The operation cart then goes through eight latch-governed gates, sending signals to the main memory depending on cart weight and hatch positions. After finishing the cycle, the cart goes up to the above level, goes over another pair of bridges working like those below, sending the cart back to its origin pit and in the process sends an open signal to the bridge in the latch array, re-setting the latches.
One of eight cells of the main memory can be seen in the northeast. They're comically large, but can add, subtract, toggle or get set to a specific value.
The four minecarts in the operation loop are of four different weights (of course) and each hatch-gate has three pressure plates.
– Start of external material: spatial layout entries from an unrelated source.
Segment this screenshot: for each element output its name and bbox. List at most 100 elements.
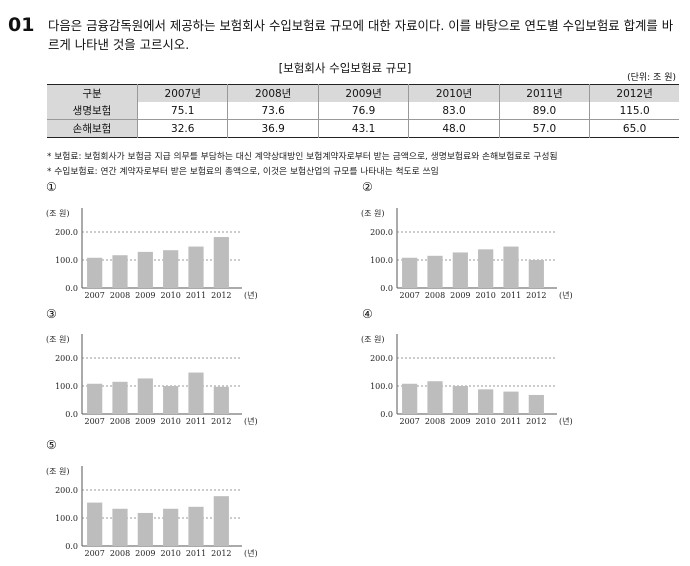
bar	[112, 508, 128, 546]
y-tick-label: 100.0	[370, 256, 393, 265]
bar	[137, 378, 153, 414]
x-tick-label: 2007	[84, 291, 104, 300]
header-year: 2012년	[589, 84, 679, 102]
bar	[213, 386, 229, 414]
option-5-label[interactable]: ⑤	[46, 438, 57, 452]
y-axis-label: (조 원)	[361, 209, 385, 218]
bar	[503, 391, 519, 414]
y-axis-label: (조 원)	[361, 335, 385, 344]
table-cell: 115.0	[589, 102, 679, 120]
bar	[87, 383, 103, 414]
table-cell: 75.1	[136, 102, 229, 120]
header-category: 구분	[47, 84, 138, 102]
y-axis-label: (조 원)	[46, 467, 70, 476]
x-tick-label: 2010	[475, 291, 495, 300]
option-1-chart[interactable]: (조 원) 0.0 100.0 200.0 2007 2008 2009 2010 2011 20…	[46, 204, 266, 304]
y-tick-label: 200.0	[370, 354, 393, 363]
x-tick-label: 2012	[211, 291, 231, 300]
option-2-chart[interactable]: (조 원) 0.0 100.0 200.0 2007 2008 2009 2010 2011 20…	[361, 204, 581, 304]
option-3-chart[interactable]: (조 원) 0.0 100.0 200.0 2007 2008 2009 2010 2011 20…	[46, 330, 266, 430]
option-5-chart[interactable]: (조 원) 0.0 100.0 200.0 2007 2008 2009 2010 2011 20…	[46, 462, 266, 562]
y-axis-label: (조 원)	[46, 335, 70, 344]
table-cell: 48.0	[408, 119, 500, 138]
x-tick-label: 2010	[160, 549, 180, 558]
y-tick-label: 0.0	[65, 542, 78, 551]
table-cell: 89.0	[498, 102, 591, 120]
x-tick-label: 2008	[425, 291, 445, 300]
y-tick-label: 0.0	[380, 410, 393, 419]
bar	[528, 260, 544, 288]
x-tick-label: 2010	[160, 417, 180, 426]
bar	[402, 383, 418, 414]
bar	[137, 251, 153, 288]
x-tick-label: 2011	[501, 417, 521, 426]
header-year: 2007년	[136, 84, 229, 102]
bar	[163, 386, 179, 414]
table-cell: 57.0	[498, 119, 591, 138]
header-year: 2009년	[317, 84, 410, 102]
table-cell: 43.1	[317, 119, 410, 138]
option-4-label[interactable]: ④	[362, 307, 373, 321]
x-tick-label: 2010	[160, 291, 180, 300]
option-4-chart[interactable]: (조 원) 0.0 100.0 200.0 2007 2008 2009 2010 2011 20…	[361, 330, 581, 430]
option-1-label[interactable]: ①	[46, 180, 57, 194]
bar	[112, 381, 128, 414]
bar	[188, 372, 204, 414]
bar	[452, 252, 468, 288]
x-tick-label: 2007	[84, 549, 104, 558]
bar	[402, 257, 418, 288]
x-tick-label: 2010	[475, 417, 495, 426]
bar	[137, 512, 153, 546]
x-axis-label: (년)	[244, 548, 258, 558]
x-tick-label: 2009	[135, 549, 155, 558]
y-tick-label: 100.0	[55, 514, 78, 523]
bar	[478, 249, 494, 288]
y-tick-label: 200.0	[55, 486, 78, 495]
footnote-income-premium: * 수입보험료: 연간 계약자로부터 받은 보험료의 총액으로, 이것은 보험산…	[47, 167, 439, 177]
x-tick-label: 2011	[186, 417, 206, 426]
bar	[427, 255, 443, 288]
y-tick-label: 0.0	[65, 410, 78, 419]
x-axis-label: (년)	[244, 290, 258, 300]
header-year: 2008년	[227, 84, 319, 102]
bar	[163, 250, 179, 288]
x-tick-label: 2012	[211, 417, 231, 426]
header-year: 2010년	[408, 84, 500, 102]
x-tick-label: 2007	[399, 291, 419, 300]
option-3-label[interactable]: ③	[46, 307, 57, 321]
row-label: 생명보험	[47, 102, 138, 120]
table-cell: 36.9	[227, 119, 319, 138]
x-tick-label: 2011	[501, 291, 521, 300]
x-tick-label: 2011	[186, 291, 206, 300]
bar	[478, 389, 494, 414]
bar	[213, 237, 229, 288]
bar	[87, 502, 103, 546]
bar	[112, 255, 128, 288]
x-tick-label: 2012	[211, 549, 231, 558]
x-tick-label: 2011	[186, 549, 206, 558]
question-text: 다음은 금융감독원에서 제공하는 보험회사 수입보험료 규모에 대한 자료이다.…	[48, 18, 674, 52]
x-tick-label: 2007	[399, 417, 419, 426]
table-cell: 32.6	[136, 119, 229, 138]
x-tick-label: 2009	[135, 291, 155, 300]
premium-table: 구분 2007년 2008년 2009년 2010년 2011년 2012년 생…	[47, 84, 679, 138]
header-year: 2011년	[498, 84, 591, 102]
table-header-row: 구분 2007년 2008년 2009년 2010년 2011년 2012년	[47, 84, 679, 102]
x-tick-label: 2007	[84, 417, 104, 426]
bar	[427, 381, 443, 414]
bar	[163, 508, 179, 546]
option-2-label[interactable]: ②	[362, 180, 373, 194]
bar	[87, 257, 103, 288]
y-tick-label: 200.0	[370, 228, 393, 237]
x-tick-label: 2008	[110, 417, 130, 426]
x-tick-label: 2008	[425, 417, 445, 426]
y-axis-label: (조 원)	[46, 209, 70, 218]
y-tick-label: 200.0	[55, 354, 78, 363]
table-row: 손해보험 32.6 36.9 43.1 48.0 57.0 65.0	[47, 119, 679, 138]
table-cell: 65.0	[589, 119, 679, 138]
table-row: 생명보험 75.1 73.6 76.9 83.0 89.0 115.0	[47, 102, 679, 120]
bar	[188, 246, 204, 288]
row-label: 손해보험	[47, 119, 138, 138]
question-number: 01	[8, 14, 35, 36]
y-tick-label: 100.0	[55, 256, 78, 265]
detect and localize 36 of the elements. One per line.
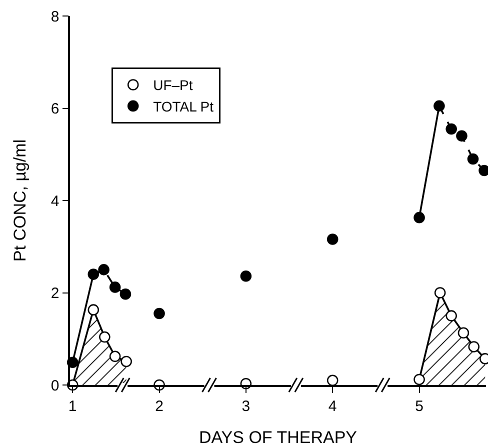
point	[88, 304, 100, 316]
x-tick-label: 5	[415, 398, 424, 415]
point	[458, 327, 470, 339]
y-tick-label: 8	[50, 8, 60, 26]
y-tick-label: 0	[50, 377, 60, 394]
point	[109, 282, 121, 293]
x-tick-label: 3	[242, 398, 250, 415]
point	[109, 350, 121, 362]
point	[434, 100, 445, 112]
x-axis-title: DAYS OF THERAPY	[198, 428, 358, 447]
point	[326, 234, 338, 245]
point	[414, 374, 425, 386]
point	[456, 130, 468, 142]
point	[88, 268, 100, 280]
point	[434, 287, 446, 298]
y-tick-label: 4	[50, 192, 60, 210]
point	[446, 310, 457, 322]
y-tick-label: 2	[50, 285, 60, 302]
y-axis-title: Pt CONC, µg/ml	[10, 139, 30, 262]
legend-label: TOTAL Pt	[153, 98, 214, 114]
point	[326, 374, 338, 386]
point	[120, 356, 132, 368]
point	[414, 212, 425, 224]
point	[120, 288, 132, 300]
legend-label: UF–Pt	[153, 77, 193, 94]
point	[154, 308, 165, 320]
point	[467, 153, 479, 165]
x-tick-label: 2	[155, 398, 164, 415]
y-tick-label: 6	[50, 100, 60, 118]
x-tick-label: 1	[68, 398, 77, 415]
point	[240, 270, 252, 282]
x-tick-label: 4	[328, 398, 337, 415]
point	[99, 331, 110, 343]
point	[468, 341, 480, 352]
point	[98, 264, 110, 276]
point	[446, 123, 457, 135]
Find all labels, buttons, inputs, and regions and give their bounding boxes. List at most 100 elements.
Two are in the branch travelled when the hatch is open -
first plate responds to weights from 200-500, sends an "add" to its memory cell
second plate responds to weights from 400-max, sends a "subtract" to its memory cell
the other is in the branch travelled when the hatch is closed
responds to weights from 1-200, sends a "set to zero" to its memory cell.
Each of those main gates has an added hatch-pit cycle behind it. The hatch in it is triggered by the first and second pressure plates and if open, holds the cart back for 100 steps before it travels to the next gate. That's because carries can be generated in the main memory when adding or subtracting, the delay is supposed to prevent carries from failing to register.
The carts used are from wood (<50), copper (~350), silver (just over 400) and gold (770ish). So the operations are
copper - add
gold - subtract
silver - toggle status of every cell which has been selected, add without carry.
The wooden cart is first sent over a pressure plate which both sends a "set to one" to all memory cells _and_ holds the cart back for a hundred steps before it goes into the operation loop. Thus,
wood - set memory to transmitted bit chain. Sending the blood thorn cart alone sets the memory to zero.
Communication with this machine is one-way, to allow responses, a similarly large contraption would be required going the other way. One byte of information and a two-bit "opcode" take about 300 steps to get through the "dispatcher", each cart takes another ~200 steps to deliver its message, main operation starts another 200 steps after the bloodthorn minecart has come through and takes from 500 to 1500 steps depending on how many bits are set. About two dwarf-days to transmit and rudimentarily process one byte of information, ~3 to 5 mBit/s. It's gonna take a while before dwarfs start sending ballistic weight-encoded porn.